The policy will mature once an investor reaches 60 years of age. At that age, a policyholder will get 100% of his or her invested amount. In case an investor passes away before the maturity period, his/her pension will be available to their spouse, absence of which will make a nominee the recipient of the funds.
Also, one can opt for premature termination of the Atal Pension Yojana. Critical illness or death of the beneficiary will be taken as a valid reason.
If you do not want to pre-terminate the policy, you can avail a personal loan to tackle the monetary challenges during the lock-in period. Various financial institutions offer such advances at affordable interest rates and flexible tenors to meet immediate financial requirements with ease.
Earning the Investment
Atal Pension Yojana is one of the best monthly income scheme as under APY, a subscriber would receive a pre-set pension amount from Rs. 1000 to Rs. 5000 per month. The minimum age for enrolment is 18 years, and age of maturity is 60 years. To earn the maximum benefit after its maturity period, an Atal Pension Yojana holder has to pay Rs. 210 every month for the duration of the scheme, i.e. 42 years.
It is advised to join this pension plan at its minimum eligible age to earn the maximum benefits. The Government of India guarantees a fixed pension for its subscribers, and would also co-contribute 50% of the total investment, or Rs. 1000 (whichever is lower) every year to investors barring income taxpayers or SSSS (Statutory Social Security Scheme) beneficiaries.
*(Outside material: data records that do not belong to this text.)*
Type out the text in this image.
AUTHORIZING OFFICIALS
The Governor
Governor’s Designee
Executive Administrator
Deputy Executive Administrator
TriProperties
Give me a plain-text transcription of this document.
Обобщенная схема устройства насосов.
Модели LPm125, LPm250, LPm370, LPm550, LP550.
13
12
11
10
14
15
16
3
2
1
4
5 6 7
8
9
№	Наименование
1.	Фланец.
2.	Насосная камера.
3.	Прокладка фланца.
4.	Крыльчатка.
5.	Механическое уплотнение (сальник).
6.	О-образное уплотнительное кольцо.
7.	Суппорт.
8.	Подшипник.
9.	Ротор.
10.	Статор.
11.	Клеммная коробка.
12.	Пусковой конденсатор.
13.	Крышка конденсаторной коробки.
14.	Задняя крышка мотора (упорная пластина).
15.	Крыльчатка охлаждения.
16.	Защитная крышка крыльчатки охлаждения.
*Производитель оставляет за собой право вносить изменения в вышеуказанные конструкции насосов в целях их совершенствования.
Atal Pension Yojana is a great scheme to improve awareness among the majority of Indian citizens who fall under the middle-class unorganised worker category. It promises to provide financial stability to the bulk of the population with minimum investment and substantial returns. If an investor opts for this scheme at the age of 18 and continues till its maturity period, they will get a hefty return of Rs. 8.5 lakh, a significant amount of money to help manage one's personal finances for the days to come.